Solidargemeinschaft

Mülheim an der Ruhr e.V.

Einige Regeln die man im Umgang mit der Sozialagentur / dem Jobcenters beachten sollte.

1

Geht nie alleine zum Amt!


Unanfechtbarer Beschluss des SG Kassel / Hessen v. 12.09.08 Az.: S 7 AS 554/08 ER.

Der Leistungsberechtigte hat das Recht, bis zu 3 Personen als Beistände gemäß § 13 Abs. 4 SGB X zwecks Wahrung seiner Interesse mit zu nehmen.

2

Mit dem Beistand auf den Termin vorbereiten!   


Was will ich erreichen, welche Rechte habe ich.

3

Ruhig und sachlich bleiben!


Eine entspannte Gestik entspannt dein Gegenüber. Schreien ist kein Argument und ersetzt keine Fakten.

4

Beharrlich bleiben!


Fragen klären, nicht ab wimmeln lassen, Der Sachbearbeiter hat eine Aufklärungs- und Beratungspflicht.   

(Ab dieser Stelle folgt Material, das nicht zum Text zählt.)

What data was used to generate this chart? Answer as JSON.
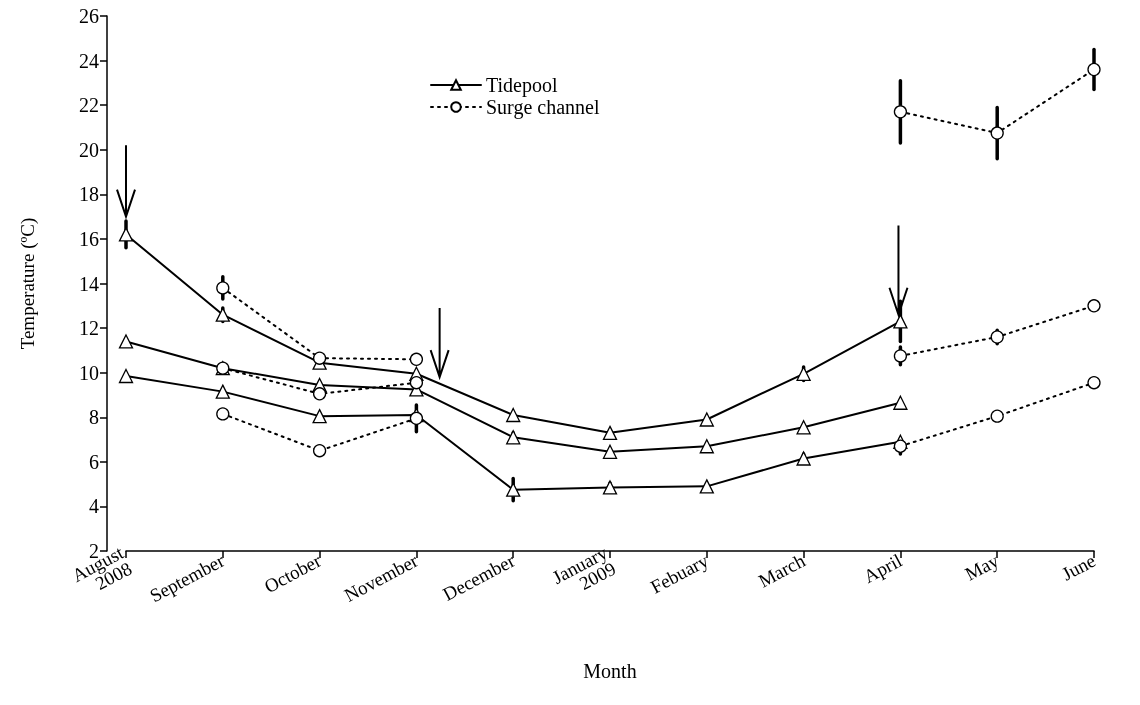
{
  "chart_data": {
    "type": "line",
    "xlabel": "Month",
    "ylabel": "Temperature (ºC)",
    "categories": [
      "August\n2008",
      "September",
      "October",
      "November",
      "December",
      "January\n2009",
      "Febuary",
      "March",
      "April",
      "May",
      "June"
    ],
    "ylim": [
      2,
      26
    ],
    "yticks": [
      2,
      4,
      6,
      8,
      10,
      12,
      14,
      16,
      18,
      20,
      22,
      24,
      26
    ],
    "grid": false,
    "legend": "top center",
    "series": [
      {
        "name": "Tidepool",
        "color": "#000000",
        "marker": "triangle",
        "line_style": "solid",
        "values": [
          16.2,
          12.6,
          10.45,
          9.95,
          8.1,
          7.3,
          7.9,
          9.95,
          12.3,
          null,
          null
        ],
        "errors": [
          0.6,
          0.3,
          0.2,
          null,
          null,
          null,
          null,
          0.3,
          0.9,
          null,
          null
        ]
      },
      {
        "color": "#000000",
        "marker": "triangle",
        "line_style": "solid",
        "values": [
          11.4,
          10.2,
          9.45,
          9.25,
          7.1,
          6.45,
          6.7,
          7.55,
          8.65,
          null,
          null
        ],
        "errors": [
          null,
          null,
          null,
          null,
          0.2,
          null,
          null,
          null,
          null,
          null,
          null
        ]
      },
      {
        "color": "#000000",
        "marker": "triangle",
        "line_style": "solid",
        "values": [
          9.85,
          9.15,
          8.05,
          8.1,
          4.75,
          4.85,
          4.9,
          6.15,
          6.9,
          null,
          null
        ],
        "errors": [
          null,
          null,
          null,
          null,
          0.5,
          0.2,
          null,
          0.2,
          null,
          null,
          null
        ]
      },
      {
        "name": "Surge channel",
        "color": "#000000",
        "marker": "circle",
        "line_style": "dotted",
        "values": [
          null,
          13.8,
          10.65,
          10.6,
          null,
          null,
          null,
          null,
          21.7,
          20.75,
          23.6
        ],
        "errors": [
          null,
          0.5,
          null,
          null,
          null,
          null,
          null,
          null,
          1.4,
          1.15,
          0.9
        ]
      },
      {
        "color": "#000000",
        "marker": "circle",
        "line_style": "dotted",
        "values": [
          null,
          10.2,
          9.05,
          9.55,
          null,
          null,
          null,
          null,
          10.75,
          11.6,
          13.0
        ],
        "errors": [
          null,
          null,
          null,
          0.2,
          null,
          null,
          null,
          null,
          0.4,
          0.3,
          null
        ]
      },
      {
        "color": "#000000",
        "marker": "circle",
        "line_style": "dotted",
        "values": [
          null,
          8.15,
          6.5,
          7.95,
          null,
          null,
          null,
          null,
          6.7,
          8.05,
          9.55
        ],
        "errors": [
          null,
          null,
          0.2,
          0.6,
          null,
          null,
          null,
          null,
          0.35,
          null,
          null
        ]
      }
    ]
  }
}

§13 SGB I Aufklärungspflicht

Die Leistungsträger sind verpflichtet, (.....) über die Rechte und Pflichten nach diesem Gesetzbuch aufzuklären.

§ 14 SGB I Beratung

Jeder hat Anspruch auf Beratung über seine Rechte und Pflichten nach diesem Gesetzbuch. (.....).

5

Erzählt keine "Geschichten"


Antwortet kurz und knapp auf die Fragen des Sachbearbeiters. Alles was ihr sagt kann gegen euch verwendet werden.   

6

Protokoll führen!


Der Beistand soll das Gespräch protokollieren, damit man im Fall von Unstimmigkeiten einen Beweis hat.

Lasst euch alle Zusagen des Sachbearbeiters schriftlich geben, mündliche Zusagen sind wertlos.  

§ 34 SGB X Zusicherung (1) Eine von der zuständigen Behörde erteilte Zusage, einen bestimmten Verwaltungsakt später zu erlassen oder zu unterlassen (Zusicherung), bedarf zu ihrer Wirksamkeit der schriftlichen Form.

7

Unterschreibt nie eine vorgefertigte Eingliederungsvereinbarung (EGV) vor Ort.


Der Hilfebedürftige hat das Recht, den Text der EGV vor Unterzeichnung von einer fachkundigen Stelle überprüfen zu lassen und über die Inhalte zu verhandeln.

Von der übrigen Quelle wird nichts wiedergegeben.